Inquirer adds iPad, Android tablets

"The Philadelphia Inquirer and its sibling Philadelphia Daily News are making what may be the boldest tablet push yet," writes Ad Age here.

"On July 11, the two papers plan to announce a pilot program under which they will sell Android tablets with their content already built in at a discount. Icons on the tablets' home screen will take users to digital replicas of both newspapers as well as a separate Inquirer app and, the papers’ online hub."

In a note to managers this morning, editor Stan Wischnowski said both Android and iPad tablets "will be tied to a big circulation initiative... a bold step at a time when we really need to be innovative." Wischnowski added this is just one of a number of platforms the Inquirer and Daily News are rolling out. 

Publisher Greg Osberg will join Mayor Nutter at Drexel University's Academy of Natural Science to talk more about the initiative in a presentation this afternoon.
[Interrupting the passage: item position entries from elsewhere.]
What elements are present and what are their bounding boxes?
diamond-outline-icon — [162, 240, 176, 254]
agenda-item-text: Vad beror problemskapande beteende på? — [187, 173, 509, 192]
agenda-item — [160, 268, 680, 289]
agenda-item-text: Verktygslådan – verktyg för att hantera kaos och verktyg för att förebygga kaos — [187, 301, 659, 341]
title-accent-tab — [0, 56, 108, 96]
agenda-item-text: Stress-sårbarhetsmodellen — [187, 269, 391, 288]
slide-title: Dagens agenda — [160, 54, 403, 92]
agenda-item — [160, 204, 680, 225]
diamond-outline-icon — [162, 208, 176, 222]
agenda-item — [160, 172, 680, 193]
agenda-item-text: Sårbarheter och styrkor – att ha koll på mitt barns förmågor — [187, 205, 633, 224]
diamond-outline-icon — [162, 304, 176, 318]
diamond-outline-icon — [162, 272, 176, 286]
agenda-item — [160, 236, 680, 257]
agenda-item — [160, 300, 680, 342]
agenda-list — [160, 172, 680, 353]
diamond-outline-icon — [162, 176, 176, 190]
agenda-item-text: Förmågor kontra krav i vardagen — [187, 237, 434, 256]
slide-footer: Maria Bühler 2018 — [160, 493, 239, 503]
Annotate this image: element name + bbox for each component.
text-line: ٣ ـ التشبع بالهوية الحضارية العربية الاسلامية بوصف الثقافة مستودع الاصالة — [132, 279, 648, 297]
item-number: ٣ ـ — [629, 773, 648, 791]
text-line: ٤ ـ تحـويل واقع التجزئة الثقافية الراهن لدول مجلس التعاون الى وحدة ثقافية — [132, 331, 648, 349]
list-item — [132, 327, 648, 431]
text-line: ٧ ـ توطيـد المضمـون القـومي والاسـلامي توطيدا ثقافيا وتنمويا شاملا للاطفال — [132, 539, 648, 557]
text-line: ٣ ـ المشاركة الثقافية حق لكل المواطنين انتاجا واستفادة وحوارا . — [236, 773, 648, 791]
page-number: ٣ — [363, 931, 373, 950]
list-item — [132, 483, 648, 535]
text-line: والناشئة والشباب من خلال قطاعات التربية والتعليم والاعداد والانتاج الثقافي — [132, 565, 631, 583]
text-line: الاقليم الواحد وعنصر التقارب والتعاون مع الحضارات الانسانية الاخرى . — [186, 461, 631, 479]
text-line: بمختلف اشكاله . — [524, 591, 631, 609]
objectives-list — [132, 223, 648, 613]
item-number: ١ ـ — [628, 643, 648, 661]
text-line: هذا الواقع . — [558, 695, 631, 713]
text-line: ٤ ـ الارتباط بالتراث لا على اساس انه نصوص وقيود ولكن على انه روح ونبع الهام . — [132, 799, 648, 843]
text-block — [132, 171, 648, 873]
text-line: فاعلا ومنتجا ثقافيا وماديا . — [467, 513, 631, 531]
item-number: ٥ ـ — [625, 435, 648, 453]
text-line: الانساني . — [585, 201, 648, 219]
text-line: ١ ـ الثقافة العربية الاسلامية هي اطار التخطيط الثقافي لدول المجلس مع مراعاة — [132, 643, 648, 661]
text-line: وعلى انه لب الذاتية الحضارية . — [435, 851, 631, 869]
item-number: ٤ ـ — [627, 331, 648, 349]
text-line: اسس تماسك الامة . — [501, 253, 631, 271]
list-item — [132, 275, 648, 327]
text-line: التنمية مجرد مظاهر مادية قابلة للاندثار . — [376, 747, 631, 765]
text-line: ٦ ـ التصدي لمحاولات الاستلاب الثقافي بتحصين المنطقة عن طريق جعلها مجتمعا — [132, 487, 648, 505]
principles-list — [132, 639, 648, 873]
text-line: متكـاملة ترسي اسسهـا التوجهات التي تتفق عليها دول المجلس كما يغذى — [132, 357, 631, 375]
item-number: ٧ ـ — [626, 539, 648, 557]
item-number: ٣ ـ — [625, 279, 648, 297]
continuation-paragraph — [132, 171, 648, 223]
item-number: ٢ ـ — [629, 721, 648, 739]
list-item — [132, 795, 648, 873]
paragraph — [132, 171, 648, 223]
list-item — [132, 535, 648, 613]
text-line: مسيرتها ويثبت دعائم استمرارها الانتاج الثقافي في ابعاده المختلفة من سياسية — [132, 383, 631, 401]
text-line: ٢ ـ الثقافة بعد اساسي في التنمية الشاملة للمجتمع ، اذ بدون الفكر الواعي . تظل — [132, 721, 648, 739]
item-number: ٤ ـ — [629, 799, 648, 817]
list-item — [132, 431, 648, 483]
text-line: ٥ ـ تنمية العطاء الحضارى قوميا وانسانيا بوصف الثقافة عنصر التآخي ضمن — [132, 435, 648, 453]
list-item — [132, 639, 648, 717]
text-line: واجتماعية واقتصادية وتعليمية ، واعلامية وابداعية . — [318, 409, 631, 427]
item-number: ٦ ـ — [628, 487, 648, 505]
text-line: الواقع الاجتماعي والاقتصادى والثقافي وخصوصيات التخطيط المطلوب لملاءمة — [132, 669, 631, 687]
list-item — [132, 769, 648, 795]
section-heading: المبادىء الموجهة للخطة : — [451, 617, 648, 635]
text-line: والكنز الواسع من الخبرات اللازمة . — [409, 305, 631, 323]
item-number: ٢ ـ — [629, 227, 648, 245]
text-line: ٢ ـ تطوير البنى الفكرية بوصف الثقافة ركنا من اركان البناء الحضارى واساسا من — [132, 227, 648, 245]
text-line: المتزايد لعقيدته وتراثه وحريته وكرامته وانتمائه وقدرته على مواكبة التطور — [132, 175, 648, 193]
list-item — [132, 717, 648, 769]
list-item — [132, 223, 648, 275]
For further reading on the tablet future of journalism, Wischnowski recommended:

From Ad Age: "The idea of giving away or selling devices has been widely discussed in the publishing industry, but the Philadelphia experiment seems to be the most aggressive push in that direction thus far.

"Greg Osberg, CEO and publisher of the Philadelphia Media Network, the entity that includes the papers and, believes the company is making history with the program, the cost for which he estimated will come in somewhere in six figures.

"The deal lets the Philadelphia papers keep all the revenue and the consumer data, though, which will give it a read on how people consume newspaper content on a tablet...

"The idea is for the tablet and newspaper content combined to be half off their full retail price. (Right now, the papers’ digital editions each cost $2.99 a week.)... It’s slated to kick off with 2,000 tablets in the second half of August, with a fuller launch set for later in the year. The tablets also will sell advertising e-commerce units on the home screen... Later this fall, will introduce paid, premium content on the site, and a hyperlocal news channel."